Marinomed Biotech AG (the "Company") announces that the Company was informed by the three shareholders Acropora Beteiligungs GmbH ("Acropora"), VETWIDI Forschungsholding GmbH ("VETWIDI") and BVT Beteiligungsverwaltung und Treuhand GmbH ("BVT") on 22 January 2020 that Acropora, VETWIDI and BVT have sold in total 105,000 Marinomed shares from their respective holdings through an accelerated bookbuilding transaction to institutional investors (the "Transaction"). Immediately after receiving the notification from Acropora, VETWIDI and BVT related to the commencement of the Transaction on 22 January 2020, the Company had published this information by means of publication of inside information and applied for suspension from trading of all Marinomed shares, ISIN ATMARINOMED6, on the Official Market of the Vienna Stock Exchange. Due to the publication of the results of the Transaction, trading of the Marinomed shares on the Official Market of the Vienna Stock Exchange will be recommenced on the start of the trading day on 23 January 2020.
The following information, put in quotation marks, is taken from the notfication of the Company by Acropora, VETWIDI and BVT:
"NOT FOR DISTRIBUTION OR PUBLICATION, EITHER DIRECTLY OR INDIRECTLY, IN THE UNITED STATES OF AMERICA, THE UNITED KINGDOM, CANADA, JAPAN OR AUSTRALIA.
Acropora Beteiligungs GmbH ("Acropora"), VETWIDI Forschungsholding GmbH ("VETWIDI") and BVT Beteiligungsverwaltung und Treuhand GmbH ("BVT") hereby announce that today, 22 January 2020, Acropora has sold 73,500 Marinomed Biotech AG shares, ISIN ATMARINOMED6 ("Marinomed shares”), and VETWIDI and BVT have each sold 15,750 Marinomed shares, thus in aggregate 105,000 Marinomed shares, from their respective holdings to institutional investors by means of an accelerated bookbuilding transaction (the "ABB"). This amounts to 7.1 per cent. of Marinomed Biotech AG's share capital. The upsize alternative of up to 50,000 additional Marinomed shares was fully exercised.
The Marinomed shares are sold for EUR 95.00 each. The total sale proceeds of the ABB for Acropora, VETWIDI and BVT therefore amounts to approximately EUR 10 million. Settlement of Marinomed shares placed in the ABB is scheduled for 27 January 2020.
Erste Group Bank AG acted as the sole bookrunner.

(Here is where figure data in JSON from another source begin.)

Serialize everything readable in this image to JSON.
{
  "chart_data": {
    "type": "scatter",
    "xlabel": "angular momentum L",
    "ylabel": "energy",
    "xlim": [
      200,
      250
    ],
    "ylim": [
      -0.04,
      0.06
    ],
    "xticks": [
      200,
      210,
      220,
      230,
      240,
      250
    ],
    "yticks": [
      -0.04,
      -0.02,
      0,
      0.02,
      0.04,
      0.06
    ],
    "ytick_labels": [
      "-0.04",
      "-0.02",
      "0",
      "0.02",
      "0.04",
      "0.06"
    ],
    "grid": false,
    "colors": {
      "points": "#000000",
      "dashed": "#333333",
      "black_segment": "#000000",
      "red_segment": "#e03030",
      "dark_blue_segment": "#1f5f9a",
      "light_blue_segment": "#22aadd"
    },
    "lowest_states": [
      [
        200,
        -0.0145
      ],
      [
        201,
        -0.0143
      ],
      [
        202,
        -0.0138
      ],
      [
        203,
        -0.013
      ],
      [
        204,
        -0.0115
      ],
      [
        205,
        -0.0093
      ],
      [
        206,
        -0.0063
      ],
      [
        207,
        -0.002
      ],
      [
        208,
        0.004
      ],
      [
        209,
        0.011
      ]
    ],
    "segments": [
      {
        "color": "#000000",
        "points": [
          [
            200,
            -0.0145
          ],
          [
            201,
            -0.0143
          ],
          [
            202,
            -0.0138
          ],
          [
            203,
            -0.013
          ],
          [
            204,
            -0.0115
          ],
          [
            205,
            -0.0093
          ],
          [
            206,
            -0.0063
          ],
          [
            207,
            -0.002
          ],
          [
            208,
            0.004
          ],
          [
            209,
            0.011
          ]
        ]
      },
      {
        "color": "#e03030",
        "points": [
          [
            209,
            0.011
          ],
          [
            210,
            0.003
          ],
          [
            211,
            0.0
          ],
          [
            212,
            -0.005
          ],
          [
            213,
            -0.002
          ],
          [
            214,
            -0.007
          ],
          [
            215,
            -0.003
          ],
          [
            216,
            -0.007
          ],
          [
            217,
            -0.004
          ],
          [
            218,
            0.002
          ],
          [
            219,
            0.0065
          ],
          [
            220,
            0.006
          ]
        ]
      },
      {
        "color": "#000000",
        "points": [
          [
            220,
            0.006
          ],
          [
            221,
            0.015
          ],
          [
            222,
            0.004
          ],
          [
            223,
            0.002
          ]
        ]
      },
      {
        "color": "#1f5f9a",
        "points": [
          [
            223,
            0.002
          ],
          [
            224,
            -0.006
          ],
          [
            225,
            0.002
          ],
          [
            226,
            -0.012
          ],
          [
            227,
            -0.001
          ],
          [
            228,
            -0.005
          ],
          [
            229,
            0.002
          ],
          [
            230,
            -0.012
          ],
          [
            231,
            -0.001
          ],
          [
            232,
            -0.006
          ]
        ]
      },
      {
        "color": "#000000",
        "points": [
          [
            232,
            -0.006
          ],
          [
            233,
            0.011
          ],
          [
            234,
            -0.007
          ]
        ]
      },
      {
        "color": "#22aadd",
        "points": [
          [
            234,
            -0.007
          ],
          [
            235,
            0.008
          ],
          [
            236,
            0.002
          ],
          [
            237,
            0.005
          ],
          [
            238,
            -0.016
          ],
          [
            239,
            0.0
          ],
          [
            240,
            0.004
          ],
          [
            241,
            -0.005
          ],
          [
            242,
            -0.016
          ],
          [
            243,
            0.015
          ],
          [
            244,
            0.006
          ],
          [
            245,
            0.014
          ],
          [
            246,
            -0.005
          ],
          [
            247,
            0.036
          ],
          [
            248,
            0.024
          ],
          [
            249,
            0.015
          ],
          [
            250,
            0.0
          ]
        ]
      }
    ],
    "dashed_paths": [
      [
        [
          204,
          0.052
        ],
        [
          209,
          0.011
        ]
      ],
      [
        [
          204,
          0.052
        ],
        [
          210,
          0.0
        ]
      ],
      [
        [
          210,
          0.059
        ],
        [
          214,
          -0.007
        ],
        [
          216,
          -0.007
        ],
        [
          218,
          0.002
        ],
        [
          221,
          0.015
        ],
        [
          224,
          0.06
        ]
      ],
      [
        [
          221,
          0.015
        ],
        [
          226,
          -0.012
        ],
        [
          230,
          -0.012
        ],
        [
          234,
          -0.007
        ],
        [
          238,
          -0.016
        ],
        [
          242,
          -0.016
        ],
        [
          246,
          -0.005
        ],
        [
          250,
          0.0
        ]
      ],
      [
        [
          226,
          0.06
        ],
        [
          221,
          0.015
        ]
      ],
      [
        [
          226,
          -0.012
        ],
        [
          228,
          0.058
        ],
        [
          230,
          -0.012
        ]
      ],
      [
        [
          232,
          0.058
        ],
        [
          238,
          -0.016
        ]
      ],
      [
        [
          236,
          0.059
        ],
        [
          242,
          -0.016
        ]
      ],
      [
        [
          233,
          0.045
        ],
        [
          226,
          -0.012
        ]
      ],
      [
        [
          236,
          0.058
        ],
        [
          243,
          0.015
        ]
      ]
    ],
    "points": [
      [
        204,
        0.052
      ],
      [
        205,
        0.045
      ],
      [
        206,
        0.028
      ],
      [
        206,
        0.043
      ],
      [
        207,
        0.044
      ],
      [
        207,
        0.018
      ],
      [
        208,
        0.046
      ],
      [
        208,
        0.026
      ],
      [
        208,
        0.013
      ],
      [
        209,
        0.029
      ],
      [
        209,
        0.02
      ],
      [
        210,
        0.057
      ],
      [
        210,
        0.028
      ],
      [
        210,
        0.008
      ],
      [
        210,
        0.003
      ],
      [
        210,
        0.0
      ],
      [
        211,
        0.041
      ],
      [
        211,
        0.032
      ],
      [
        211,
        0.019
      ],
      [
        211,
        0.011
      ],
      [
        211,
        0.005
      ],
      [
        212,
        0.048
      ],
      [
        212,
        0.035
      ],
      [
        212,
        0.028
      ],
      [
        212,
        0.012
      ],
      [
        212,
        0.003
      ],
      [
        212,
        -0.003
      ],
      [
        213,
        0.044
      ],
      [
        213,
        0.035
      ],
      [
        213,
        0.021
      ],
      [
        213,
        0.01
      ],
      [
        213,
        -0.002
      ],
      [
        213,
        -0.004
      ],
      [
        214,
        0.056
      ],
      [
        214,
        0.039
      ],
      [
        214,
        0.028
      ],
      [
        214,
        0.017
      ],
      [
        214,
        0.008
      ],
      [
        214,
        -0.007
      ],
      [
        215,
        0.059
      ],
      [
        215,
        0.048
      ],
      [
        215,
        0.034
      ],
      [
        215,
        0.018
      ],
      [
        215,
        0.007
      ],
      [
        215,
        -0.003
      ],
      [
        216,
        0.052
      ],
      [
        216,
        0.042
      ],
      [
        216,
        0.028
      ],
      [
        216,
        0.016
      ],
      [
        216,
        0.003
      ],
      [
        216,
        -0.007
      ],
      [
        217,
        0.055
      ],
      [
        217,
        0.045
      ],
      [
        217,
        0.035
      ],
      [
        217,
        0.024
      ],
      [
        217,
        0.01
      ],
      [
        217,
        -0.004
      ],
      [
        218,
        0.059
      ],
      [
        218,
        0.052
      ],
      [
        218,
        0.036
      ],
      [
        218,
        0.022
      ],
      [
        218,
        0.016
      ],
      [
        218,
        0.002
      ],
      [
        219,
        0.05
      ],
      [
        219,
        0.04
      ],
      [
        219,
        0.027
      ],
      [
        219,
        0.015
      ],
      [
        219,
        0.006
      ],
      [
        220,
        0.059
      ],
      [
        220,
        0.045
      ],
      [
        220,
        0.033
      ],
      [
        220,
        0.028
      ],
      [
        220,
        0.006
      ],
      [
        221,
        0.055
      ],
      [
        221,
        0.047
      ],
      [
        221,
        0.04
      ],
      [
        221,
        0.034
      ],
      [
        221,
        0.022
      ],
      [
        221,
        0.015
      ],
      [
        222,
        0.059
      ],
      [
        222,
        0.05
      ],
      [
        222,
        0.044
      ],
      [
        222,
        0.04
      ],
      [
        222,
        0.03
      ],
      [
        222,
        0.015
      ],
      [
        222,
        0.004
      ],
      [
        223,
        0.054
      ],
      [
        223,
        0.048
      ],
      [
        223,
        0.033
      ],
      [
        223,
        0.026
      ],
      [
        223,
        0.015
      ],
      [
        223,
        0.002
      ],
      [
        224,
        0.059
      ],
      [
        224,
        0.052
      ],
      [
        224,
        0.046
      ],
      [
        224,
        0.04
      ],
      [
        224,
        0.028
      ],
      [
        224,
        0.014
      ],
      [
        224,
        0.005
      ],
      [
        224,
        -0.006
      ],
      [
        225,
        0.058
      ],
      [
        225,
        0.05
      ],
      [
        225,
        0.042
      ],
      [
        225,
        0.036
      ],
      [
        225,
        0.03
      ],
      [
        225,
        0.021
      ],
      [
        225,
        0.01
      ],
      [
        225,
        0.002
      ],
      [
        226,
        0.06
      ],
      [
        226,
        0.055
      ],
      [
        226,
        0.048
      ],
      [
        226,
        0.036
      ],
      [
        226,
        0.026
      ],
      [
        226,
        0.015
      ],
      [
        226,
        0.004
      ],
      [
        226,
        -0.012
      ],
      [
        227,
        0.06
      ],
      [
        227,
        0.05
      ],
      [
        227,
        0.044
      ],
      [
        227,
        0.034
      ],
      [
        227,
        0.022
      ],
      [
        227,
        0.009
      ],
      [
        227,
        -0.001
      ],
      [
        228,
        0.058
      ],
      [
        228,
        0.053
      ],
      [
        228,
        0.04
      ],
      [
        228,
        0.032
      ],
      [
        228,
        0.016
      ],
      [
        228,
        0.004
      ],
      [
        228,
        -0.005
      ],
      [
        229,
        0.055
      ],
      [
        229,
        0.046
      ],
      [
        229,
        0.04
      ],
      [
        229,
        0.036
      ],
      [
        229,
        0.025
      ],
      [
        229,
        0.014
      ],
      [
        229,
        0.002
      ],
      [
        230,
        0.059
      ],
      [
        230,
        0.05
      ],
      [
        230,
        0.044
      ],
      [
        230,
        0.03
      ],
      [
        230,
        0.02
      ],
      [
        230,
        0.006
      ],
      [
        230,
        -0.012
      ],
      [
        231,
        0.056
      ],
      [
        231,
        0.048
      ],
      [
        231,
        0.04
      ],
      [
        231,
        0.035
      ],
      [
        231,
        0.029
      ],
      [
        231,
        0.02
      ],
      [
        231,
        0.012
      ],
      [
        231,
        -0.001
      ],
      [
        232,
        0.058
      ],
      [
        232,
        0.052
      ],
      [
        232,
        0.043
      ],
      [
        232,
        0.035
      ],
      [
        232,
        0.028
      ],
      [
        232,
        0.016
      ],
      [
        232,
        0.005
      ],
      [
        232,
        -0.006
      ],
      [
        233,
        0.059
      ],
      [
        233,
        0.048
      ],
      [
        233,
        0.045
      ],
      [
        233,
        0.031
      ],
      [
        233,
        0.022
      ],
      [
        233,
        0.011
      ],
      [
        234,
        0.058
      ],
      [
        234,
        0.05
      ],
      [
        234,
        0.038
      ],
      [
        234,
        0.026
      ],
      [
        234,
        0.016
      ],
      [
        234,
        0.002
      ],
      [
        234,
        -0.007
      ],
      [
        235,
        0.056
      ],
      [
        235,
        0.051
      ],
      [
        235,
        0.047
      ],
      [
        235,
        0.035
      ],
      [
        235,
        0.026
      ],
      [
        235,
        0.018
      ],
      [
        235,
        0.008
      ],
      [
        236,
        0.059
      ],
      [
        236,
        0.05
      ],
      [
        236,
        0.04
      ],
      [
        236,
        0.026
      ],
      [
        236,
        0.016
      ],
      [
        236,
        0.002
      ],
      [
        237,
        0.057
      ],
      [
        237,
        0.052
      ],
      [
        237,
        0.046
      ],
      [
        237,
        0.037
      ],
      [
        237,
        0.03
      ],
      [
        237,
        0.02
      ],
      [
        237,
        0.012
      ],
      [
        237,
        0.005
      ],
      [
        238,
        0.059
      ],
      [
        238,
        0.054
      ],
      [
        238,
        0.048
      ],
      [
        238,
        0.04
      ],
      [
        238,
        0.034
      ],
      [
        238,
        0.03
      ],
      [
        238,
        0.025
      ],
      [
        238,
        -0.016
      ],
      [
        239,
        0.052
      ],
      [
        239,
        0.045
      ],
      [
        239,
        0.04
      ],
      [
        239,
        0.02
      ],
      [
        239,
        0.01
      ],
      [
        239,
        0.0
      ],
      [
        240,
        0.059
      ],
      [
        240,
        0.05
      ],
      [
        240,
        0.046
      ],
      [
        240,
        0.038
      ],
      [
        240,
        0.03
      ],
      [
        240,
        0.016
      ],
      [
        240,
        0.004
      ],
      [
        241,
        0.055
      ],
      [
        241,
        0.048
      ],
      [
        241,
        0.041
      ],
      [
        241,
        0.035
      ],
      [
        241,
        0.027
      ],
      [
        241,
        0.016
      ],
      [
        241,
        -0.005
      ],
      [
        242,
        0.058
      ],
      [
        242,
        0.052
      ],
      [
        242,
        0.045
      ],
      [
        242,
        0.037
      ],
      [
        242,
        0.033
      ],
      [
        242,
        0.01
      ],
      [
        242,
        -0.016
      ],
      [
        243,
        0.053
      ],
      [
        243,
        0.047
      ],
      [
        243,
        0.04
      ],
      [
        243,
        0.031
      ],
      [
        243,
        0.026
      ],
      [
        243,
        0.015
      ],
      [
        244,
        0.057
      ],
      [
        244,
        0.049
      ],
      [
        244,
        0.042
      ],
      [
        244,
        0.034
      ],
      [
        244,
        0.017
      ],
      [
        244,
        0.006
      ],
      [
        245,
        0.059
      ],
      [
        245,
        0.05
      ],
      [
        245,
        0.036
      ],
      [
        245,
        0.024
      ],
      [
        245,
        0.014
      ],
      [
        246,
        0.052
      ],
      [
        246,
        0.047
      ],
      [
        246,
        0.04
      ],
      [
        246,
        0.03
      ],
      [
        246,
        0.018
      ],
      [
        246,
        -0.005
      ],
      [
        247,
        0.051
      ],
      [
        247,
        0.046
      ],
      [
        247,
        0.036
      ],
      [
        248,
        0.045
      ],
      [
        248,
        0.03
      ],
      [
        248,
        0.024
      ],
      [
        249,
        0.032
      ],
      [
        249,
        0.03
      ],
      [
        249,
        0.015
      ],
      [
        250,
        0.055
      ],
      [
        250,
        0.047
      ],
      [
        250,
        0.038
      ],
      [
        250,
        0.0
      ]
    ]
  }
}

Following completion of the ABB, Acropora, VETWIDI and BVT still hold approximately 16.6 per cent. (Acropora), approximately 1.5 per cent. (VETWIDI) and approximately 1.4 per cent. (BVT) of the share capital of Marinomed Biotech AG. For these shares the lock-up commitment entered into the course of the ABB applies for a period of 90 days.
About Marinomed Biotech AG
Marinomed Biotech AG is a biopharmaceutical company with headquarters in Vienna and has been listed in the Prime Market of the Vienna Stock Exchange since February 1, 2019. The company focuses on the development of innovative products based on patent-protected technology platforms in the field of respiratory and ophthalmological diseases. The Marinosolv® technology platform increases the efficacy of hardly soluble compounds for the treatment of sensitive tissues such as the eyes and nose. The Carragelose® platform comprises innovative patent-protected products targeting viral infections of the respiratory tract. Carragelose® is used in nasal sprays, throat sprays and lozenges, which are sold via international partners in over 40 countries worldwide. Further information is available at: www.marinomed.com.
This announcement constitutes neither an offer to buy securities nor a solicitation of an offer to buy securities in the United States of America, Germany, Austria or other countries. The securities are not sold or offered to be sold in the United States of America under the rules of the US Securities Act of 1933, as amended. The shares have already been placed.
A public offer of the securities was neither made in Austria nor in any other jurisdiction. Any offer of shares under the ABB was made solely on the basis of an exemption from the obligation to publish a prospectus in accordance with Article 1 (4) of Regulation (EU) 2017/1129 of the European Parliament and of the Council of 14 June 2017 (the "Prospectus Regulation") and was exclusively intended for qualified investors within the meaning of Article 2 (e) of the Prospectus Regulation."